North Camden infrastructure improvements target streets, sewers, water
Cherry Hill Courier-Post
November 4, 2019
“Cobblestones are the original speed bumps,” joked U.S. Rep. Donald Norcross, “brought over from the Old Country.”
But while cobblestones may be the first way drivers in North Camden were forced to slow down, they’re hardly the only way: The neighborhood’s streets are uneven, prone to flooding, pocked with potholes and yes, the asphalt occasionally gives way to those bumpy but charming remnants of long-bygone days.
Some of those cobblestones will be covered, though, along with the potholes and dips in one of the city’s oldest neighborhoods. And new water and sewer improvements, officials said at a groundbreaking Monday, will help mitigate the flooding that homeowners and motorists have contended with for decades.

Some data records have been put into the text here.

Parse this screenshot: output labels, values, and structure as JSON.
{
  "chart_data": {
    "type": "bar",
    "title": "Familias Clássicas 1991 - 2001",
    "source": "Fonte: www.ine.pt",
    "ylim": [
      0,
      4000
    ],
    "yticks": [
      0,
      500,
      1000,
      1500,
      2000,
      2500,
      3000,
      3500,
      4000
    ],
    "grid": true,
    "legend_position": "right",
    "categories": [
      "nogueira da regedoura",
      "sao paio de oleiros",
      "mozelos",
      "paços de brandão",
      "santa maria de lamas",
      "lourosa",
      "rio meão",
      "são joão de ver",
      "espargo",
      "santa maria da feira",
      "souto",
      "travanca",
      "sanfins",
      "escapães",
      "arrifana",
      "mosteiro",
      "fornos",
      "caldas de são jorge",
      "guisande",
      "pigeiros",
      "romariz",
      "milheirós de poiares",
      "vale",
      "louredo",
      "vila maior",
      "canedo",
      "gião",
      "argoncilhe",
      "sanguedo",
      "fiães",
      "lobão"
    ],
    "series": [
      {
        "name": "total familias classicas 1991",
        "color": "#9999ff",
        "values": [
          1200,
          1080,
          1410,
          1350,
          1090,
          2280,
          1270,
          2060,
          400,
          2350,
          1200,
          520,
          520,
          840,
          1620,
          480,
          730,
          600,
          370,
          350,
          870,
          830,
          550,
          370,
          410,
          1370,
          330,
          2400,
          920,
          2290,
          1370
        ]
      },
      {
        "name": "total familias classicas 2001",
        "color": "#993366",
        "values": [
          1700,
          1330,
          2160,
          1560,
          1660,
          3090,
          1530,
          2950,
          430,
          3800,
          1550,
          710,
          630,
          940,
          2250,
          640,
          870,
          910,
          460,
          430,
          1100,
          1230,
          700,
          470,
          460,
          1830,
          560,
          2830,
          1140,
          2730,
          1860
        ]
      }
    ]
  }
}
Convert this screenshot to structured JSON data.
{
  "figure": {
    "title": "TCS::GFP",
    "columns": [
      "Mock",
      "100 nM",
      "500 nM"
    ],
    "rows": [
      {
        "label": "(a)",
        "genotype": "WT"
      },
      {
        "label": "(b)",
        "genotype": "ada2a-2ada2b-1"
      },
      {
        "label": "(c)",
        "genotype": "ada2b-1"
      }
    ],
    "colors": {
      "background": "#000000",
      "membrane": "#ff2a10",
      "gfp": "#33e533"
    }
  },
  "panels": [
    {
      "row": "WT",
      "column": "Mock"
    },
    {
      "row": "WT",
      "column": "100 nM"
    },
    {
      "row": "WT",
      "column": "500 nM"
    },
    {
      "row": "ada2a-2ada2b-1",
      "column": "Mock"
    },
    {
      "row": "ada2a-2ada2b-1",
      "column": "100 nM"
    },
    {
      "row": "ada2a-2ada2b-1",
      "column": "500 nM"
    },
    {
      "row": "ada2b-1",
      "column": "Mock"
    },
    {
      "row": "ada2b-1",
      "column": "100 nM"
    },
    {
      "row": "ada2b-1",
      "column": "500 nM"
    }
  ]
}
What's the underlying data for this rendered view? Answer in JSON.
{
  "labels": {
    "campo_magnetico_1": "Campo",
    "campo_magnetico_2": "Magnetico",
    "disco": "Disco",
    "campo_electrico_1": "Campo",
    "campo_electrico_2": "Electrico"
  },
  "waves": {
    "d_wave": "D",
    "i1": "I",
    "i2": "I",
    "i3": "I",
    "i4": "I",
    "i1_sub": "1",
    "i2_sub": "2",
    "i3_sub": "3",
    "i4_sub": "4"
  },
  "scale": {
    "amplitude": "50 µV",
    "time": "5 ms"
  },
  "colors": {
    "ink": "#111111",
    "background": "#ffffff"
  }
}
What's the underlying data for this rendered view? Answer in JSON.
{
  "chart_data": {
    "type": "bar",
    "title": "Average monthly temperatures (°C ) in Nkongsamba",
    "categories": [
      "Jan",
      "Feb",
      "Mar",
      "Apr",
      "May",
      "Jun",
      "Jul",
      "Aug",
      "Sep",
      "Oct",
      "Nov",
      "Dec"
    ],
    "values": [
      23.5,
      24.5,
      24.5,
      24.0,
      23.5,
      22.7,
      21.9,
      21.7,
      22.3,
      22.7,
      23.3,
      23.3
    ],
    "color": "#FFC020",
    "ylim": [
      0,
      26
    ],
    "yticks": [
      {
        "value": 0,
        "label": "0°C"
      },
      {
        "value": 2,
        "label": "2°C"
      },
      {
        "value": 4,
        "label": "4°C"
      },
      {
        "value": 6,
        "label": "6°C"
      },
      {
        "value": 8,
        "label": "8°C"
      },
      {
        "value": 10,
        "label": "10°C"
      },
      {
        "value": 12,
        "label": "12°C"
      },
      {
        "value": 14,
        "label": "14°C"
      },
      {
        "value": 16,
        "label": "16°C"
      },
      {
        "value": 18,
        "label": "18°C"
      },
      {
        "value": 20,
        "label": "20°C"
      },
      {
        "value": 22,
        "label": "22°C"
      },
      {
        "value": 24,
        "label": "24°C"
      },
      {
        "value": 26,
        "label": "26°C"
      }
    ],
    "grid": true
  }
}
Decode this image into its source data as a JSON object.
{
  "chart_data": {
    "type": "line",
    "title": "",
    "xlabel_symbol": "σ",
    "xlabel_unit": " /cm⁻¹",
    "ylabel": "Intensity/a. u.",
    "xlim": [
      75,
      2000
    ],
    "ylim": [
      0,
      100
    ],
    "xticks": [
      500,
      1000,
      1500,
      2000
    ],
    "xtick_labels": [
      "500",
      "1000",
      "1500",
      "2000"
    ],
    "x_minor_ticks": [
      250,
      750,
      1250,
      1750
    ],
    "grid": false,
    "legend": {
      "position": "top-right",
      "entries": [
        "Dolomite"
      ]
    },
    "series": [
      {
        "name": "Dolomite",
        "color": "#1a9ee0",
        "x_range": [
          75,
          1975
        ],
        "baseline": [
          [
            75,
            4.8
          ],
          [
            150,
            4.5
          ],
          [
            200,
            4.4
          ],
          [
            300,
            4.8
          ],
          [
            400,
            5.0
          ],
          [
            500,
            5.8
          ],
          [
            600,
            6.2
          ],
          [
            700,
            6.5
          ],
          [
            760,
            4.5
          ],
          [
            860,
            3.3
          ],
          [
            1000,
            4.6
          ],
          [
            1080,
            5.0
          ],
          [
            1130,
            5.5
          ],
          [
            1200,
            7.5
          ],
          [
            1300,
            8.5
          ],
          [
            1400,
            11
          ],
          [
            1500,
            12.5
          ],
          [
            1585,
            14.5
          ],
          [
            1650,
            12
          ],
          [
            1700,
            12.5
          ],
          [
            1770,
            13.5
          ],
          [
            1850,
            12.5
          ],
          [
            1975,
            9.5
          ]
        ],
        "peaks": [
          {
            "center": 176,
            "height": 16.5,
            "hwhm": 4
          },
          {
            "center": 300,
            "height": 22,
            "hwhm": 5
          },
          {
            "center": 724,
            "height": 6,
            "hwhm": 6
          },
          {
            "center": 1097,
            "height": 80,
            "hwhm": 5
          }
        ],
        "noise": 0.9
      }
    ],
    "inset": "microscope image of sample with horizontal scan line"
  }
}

Norcross was in Camden — where he lives, several blocks away on the other side of the Benjamin Franklin Bridge — Monday afternoon along with his congressional colleague U.S. Sen. Bob Menendez, to tout $16.2 million in federally-funded Transportation Investment Generating Economic Recovery (TIGER) work.
About two square miles of roads, many of them along the corridor that includes Vine, Elm and Main streets, along with Front, 2nd and 3rd streets, will first receive water and sewer improvements. Cobblestone in front historically significant homes along 2nd Street will be preserved, said Meishka Mitchell of Cooper’s Ferry Partnership (which handled the TIGER grant application process), but other cobblestone streets will have to be excavated for the water and sewer upgrades.
New decorative street lights will be installed, more trees will be planted and a green median strip will be book-ended by two roundabouts, Mitchell added.
The goal: Not only to make the streets more navigable for the cars coming to and from the Waterfront, Rutgers–Camden and downtown, but also to make them safer for the children who walk to school, for the elderly residents who want to stay in their neighborhood and need ADA-compliant walkways, and for cyclists and pedestrians who walk and pedal around the city.
Menendez said the TIGER funding, first awarded in 2016, was among one of the most competitive infrastructure grants offered by the federal Department of Transportation, with municipalities all over the country submitting $9 billion in requests for the program’s $500 million in funding.